恨めしげに結月さんを見ると、「君が可愛いのが悪い」と、悪戯っぽい瞳を向けて彼が言う。
陽光を受けた端正なその顔にどきりとして、暫く眺めてしまった。
「僕、準備してきますね」
甘い空気に名残惜しさを感じながら、ベッドから起き上がり、シャワーを浴びようと寝室から出ようとした瞬間、背中に結月さんの温もりを感じた。
「どうしたんですか?」
「今日も抱かれてくるのか?……あいつに」
耳に唇が触れ、囁かれたその声は、何か不安げな色を含んでいた。
「結月さん……?」
顔を横へ向けると、噛み付くように口づけられる。深く舌を絡めたあと、ゆっくり唇が離れた。
「そんな顔、他の奴らの前でするなよ。……特に沙雪には」
再びギュッと抱き締められる。痛いくらいに力の篭る腕は、なんだか胸までも締め付けられるようで。きっとこれは、力のせいだけじゃない。
「っ……ゆづ」
「ほら、早く行きなさい」
何かあったのか訊ねようとすると、ポンポンと僕の頭に手を置いて、彼は自室に戻ってしまった。
沙雪さんのことになると、いつも結月さんの顔が曇る。明らかに僕が沙雪さんと寝るのを快く思っていない。……どうしてだろう。

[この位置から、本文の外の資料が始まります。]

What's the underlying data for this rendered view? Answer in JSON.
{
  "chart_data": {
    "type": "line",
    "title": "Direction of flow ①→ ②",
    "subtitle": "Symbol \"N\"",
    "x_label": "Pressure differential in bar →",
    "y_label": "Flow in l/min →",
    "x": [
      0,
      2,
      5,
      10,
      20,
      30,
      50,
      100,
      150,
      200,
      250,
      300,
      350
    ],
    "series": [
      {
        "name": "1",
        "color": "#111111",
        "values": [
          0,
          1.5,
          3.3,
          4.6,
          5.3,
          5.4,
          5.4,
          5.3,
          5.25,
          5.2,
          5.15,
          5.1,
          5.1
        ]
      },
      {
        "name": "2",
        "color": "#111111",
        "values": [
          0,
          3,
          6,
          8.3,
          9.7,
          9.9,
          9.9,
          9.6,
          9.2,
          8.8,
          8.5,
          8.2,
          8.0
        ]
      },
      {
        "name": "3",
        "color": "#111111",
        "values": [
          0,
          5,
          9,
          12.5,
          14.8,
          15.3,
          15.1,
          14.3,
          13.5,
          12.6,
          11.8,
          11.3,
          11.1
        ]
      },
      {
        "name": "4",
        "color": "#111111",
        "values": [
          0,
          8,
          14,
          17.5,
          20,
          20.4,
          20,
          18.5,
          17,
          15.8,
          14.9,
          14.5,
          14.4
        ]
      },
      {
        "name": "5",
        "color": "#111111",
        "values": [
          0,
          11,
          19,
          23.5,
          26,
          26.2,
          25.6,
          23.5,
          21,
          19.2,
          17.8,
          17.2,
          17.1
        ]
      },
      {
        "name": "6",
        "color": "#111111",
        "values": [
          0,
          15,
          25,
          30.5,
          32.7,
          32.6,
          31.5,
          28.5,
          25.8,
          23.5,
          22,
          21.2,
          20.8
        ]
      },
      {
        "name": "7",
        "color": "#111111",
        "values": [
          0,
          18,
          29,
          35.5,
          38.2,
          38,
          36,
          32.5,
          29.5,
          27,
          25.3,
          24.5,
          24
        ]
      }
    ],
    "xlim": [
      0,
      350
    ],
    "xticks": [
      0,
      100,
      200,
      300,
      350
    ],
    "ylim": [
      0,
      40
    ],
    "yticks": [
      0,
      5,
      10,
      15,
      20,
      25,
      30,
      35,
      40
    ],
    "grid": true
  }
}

僕は毎日、色々な男に抱かれる。所謂セックスフレンド。いや、そんなかわいい関係ではないかもしれない。
何故なら彼らは只の調教の道具でしかないのだから。
他の男の前では、絶対に絶頂を迎えてはいけない。そうしていいのは結月さんの前だけだ。
“性欲の制御”
これが僕へと課せられた密命だった。
結月さんを愛している。
だから、短い髪も言葉遣いも、左耳にあけたピアスホールも、全部、彼の言うとおりにした。
“俺だけにしか、感じないカラダにしてやる”
僕は今まで、この言葉に救われてきた。
それはこれからも、きっと変わらない。